Most people automate regression tests. Regression tests by their nature are tests that have been run before and are run many times. The most likely time a test will find a bug is the first time it is run, so regression tests are less likely to find bugs than say exploratory tests. In addition the same test run for a second time (and more) is even less likely to find a bug. Hence the main purpose of regression tests (whether automated or not) is to give confidence that what worked before is still working (to the extent that the tests cover the application).

Of course, this is complicated by the fact that because automated tests can be run more often, they do sometimes find bugs that wouldn't have been found otherwise. But even this is not because those tests are automated, it is because they were run. If the tests that are automated had been run manually, then those manual tests would have found the bugs. So even this bug-finding is a characteristic of the tests, not of the automation.

So should your goal for automation be to find bugs? No! At least not if you are planning to automate your existing regression tests.

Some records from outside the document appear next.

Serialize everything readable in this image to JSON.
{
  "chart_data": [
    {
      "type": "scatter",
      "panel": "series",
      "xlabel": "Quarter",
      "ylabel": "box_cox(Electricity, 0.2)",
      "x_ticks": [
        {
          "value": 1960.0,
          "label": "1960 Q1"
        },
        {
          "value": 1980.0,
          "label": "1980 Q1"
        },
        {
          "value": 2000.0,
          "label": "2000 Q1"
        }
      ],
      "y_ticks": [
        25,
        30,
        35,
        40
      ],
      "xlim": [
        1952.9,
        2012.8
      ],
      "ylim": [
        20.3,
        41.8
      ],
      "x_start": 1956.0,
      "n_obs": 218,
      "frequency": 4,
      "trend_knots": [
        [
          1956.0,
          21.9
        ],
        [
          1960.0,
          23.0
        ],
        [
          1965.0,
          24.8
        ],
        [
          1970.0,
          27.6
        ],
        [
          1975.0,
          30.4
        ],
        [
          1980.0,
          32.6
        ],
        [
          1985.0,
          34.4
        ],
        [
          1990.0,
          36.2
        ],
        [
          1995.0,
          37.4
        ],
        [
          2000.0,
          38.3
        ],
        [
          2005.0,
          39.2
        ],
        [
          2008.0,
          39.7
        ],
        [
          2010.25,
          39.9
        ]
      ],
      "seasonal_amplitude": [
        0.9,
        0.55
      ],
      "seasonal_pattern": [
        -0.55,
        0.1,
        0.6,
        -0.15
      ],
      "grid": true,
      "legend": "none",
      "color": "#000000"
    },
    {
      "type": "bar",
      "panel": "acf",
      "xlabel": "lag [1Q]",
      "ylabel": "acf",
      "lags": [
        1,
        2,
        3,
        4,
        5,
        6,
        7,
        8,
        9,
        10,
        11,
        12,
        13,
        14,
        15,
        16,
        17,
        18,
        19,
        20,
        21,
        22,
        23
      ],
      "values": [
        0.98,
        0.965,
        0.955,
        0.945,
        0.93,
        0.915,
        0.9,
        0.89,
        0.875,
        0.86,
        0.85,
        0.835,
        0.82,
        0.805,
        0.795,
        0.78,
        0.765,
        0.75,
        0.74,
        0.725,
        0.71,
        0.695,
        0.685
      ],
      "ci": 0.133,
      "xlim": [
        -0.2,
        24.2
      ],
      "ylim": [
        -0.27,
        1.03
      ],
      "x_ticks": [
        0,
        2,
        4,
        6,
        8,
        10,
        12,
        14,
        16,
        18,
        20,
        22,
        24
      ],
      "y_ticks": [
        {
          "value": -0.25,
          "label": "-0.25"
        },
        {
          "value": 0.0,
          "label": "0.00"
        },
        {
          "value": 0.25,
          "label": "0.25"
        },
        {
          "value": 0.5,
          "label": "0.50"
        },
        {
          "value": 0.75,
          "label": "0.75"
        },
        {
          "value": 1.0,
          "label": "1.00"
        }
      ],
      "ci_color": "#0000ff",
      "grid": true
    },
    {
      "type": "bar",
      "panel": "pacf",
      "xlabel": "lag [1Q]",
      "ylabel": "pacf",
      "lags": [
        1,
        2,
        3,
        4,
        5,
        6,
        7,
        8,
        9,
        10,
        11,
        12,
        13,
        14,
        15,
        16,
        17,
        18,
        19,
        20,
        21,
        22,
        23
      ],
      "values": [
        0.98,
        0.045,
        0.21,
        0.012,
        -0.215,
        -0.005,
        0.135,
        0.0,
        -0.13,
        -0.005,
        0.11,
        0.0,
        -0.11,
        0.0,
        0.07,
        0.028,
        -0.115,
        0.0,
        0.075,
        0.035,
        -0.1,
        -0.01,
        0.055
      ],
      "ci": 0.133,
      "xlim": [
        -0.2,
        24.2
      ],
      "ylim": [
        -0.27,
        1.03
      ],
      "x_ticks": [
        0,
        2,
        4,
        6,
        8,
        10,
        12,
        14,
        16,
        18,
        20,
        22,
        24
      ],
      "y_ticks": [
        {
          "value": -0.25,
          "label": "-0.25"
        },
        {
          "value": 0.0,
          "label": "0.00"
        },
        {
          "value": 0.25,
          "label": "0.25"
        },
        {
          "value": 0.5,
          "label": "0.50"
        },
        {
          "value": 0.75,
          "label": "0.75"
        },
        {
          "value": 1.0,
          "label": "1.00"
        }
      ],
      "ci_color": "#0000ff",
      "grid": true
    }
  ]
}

I have been wondering if there may be two exceptions: Model-Based Testing (where tests are generated from a model), and mature Keyword-driven automation, i.e. using a Domain Specific Test Language. In both cases, the first time a test is run is in its automated form.

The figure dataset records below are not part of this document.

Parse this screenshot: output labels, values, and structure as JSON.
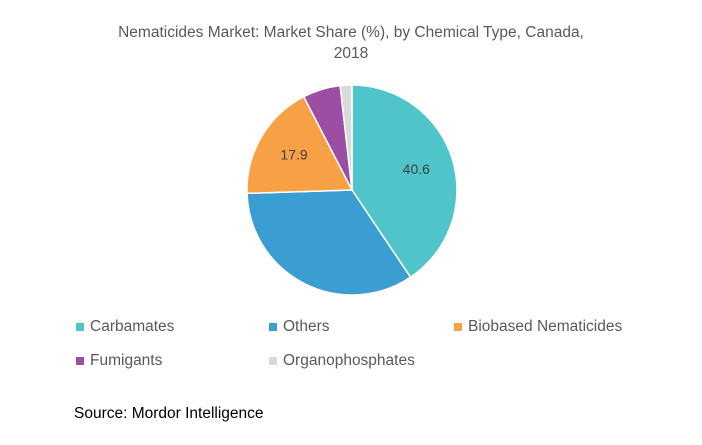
{
  "chart_data": {
    "type": "pie",
    "title": [
      "Nematicides Market: Market Share (%), by Chemical Type, Canada,",
      "2018"
    ],
    "slices": [
      {
        "label": "Carbamates",
        "value": 40.6,
        "color": "#4fc4cb",
        "show_label": true
      },
      {
        "label": "Others",
        "value": 33.9,
        "color": "#3b9ed2",
        "show_label": false
      },
      {
        "label": "Biobased Nematicides",
        "value": 17.9,
        "color": "#f7a046",
        "show_label": true
      },
      {
        "label": "Fumigants",
        "value": 5.8,
        "color": "#9b4ea4",
        "show_label": false
      },
      {
        "label": "Organophosphates",
        "value": 1.8,
        "color": "#d9d9d9",
        "show_label": false
      }
    ],
    "legend_position": "bottom",
    "start": "top, clockwise"
  },
  "source": "Source: Mordor Intelligence"
}
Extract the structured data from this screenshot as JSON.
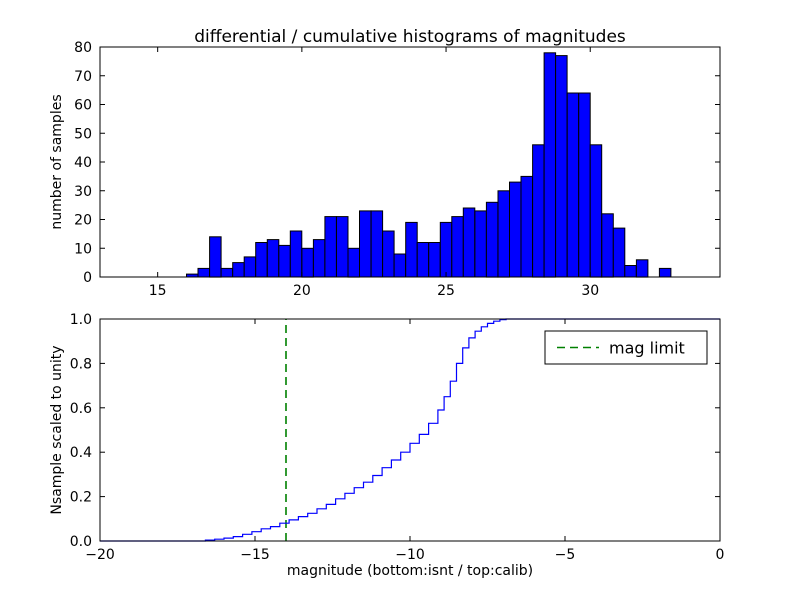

But hang on, this means that again it is the tests that are finding the bugs, not the fact that those tests are automated!

"Finding bugs" is a great objective for testing - but it is not a good objective for automation.

Thursday, 14 January 2010

Finding 40% of your own mistakes

I used to be fond of quoting a statistic that says you can only find around 40% of your own mistakes.

Michael Stahl emailed me to ask where this number came from. Interesting question - first thought - I don't remember! I'm sure I must have read it somewhere at some time, but where, by whom and was it based in a study?

I checked with Mark Fewster, one of my former colleagues, and he thinks it might have come from a study done by the Open University in the UK.

I checked with Tom Gilb, as he uses an estimate of around a third (33%) for the effectiveness of an initial inspection - which is probably more effective than an individual anyway! Tom has demonstrated an effectiveness of 33% repeatedly by experimentation with early Inspections; he said it also agrees with Capers Jones' data.

I think we used the figure of 40% only because people found it more believable than 33%.

The frightening consequence is that if you don't have anyone else review your work, you are guaranteed to leave in two thirds of your own mistakes!

Saturday, 2 January 2010

DDP Discussions and challenges

Several people have asked about benchmarks for DDP. I have actually blogged about this, but my comments are "buried" in the comments to the post about "Starting with DDP". Please have a look at the comments for that post, which include:

- benchmarking DDP with other organisations (raised by Bernhard Burger)

- Paul Herzlich's challenges about the seriousness of defects, getting data, DDP being hard to use and code-based metrics (all of which I have replied to in my following comment)

- using DDP to improve development (raised by Ann-Charlotte)

- Michael Bolton's challenges:
5 examples to show when it doesn't work (which I reply to in my first comment following his) (including some Dilbert Elbonian testers ;-)
7 "problems" - some of which I agree with, some I don't understand, and some I think illustrate the benefit of DDP rather than being problems with it (replied to in my second comment after his)

Thanks to Michael B's comments, I also formulated 3 Rules for when to use DDP:
DDP is appropriate to use when:
1) you keep track of defects found during testing
2) you keep track of defects found afterwards
3) there are a reasonable number of defects – for both 1) and 2)

These are not the whole story (as illustrated by Michael's examples) but I think are a pre-requisite to sensible use of DDP.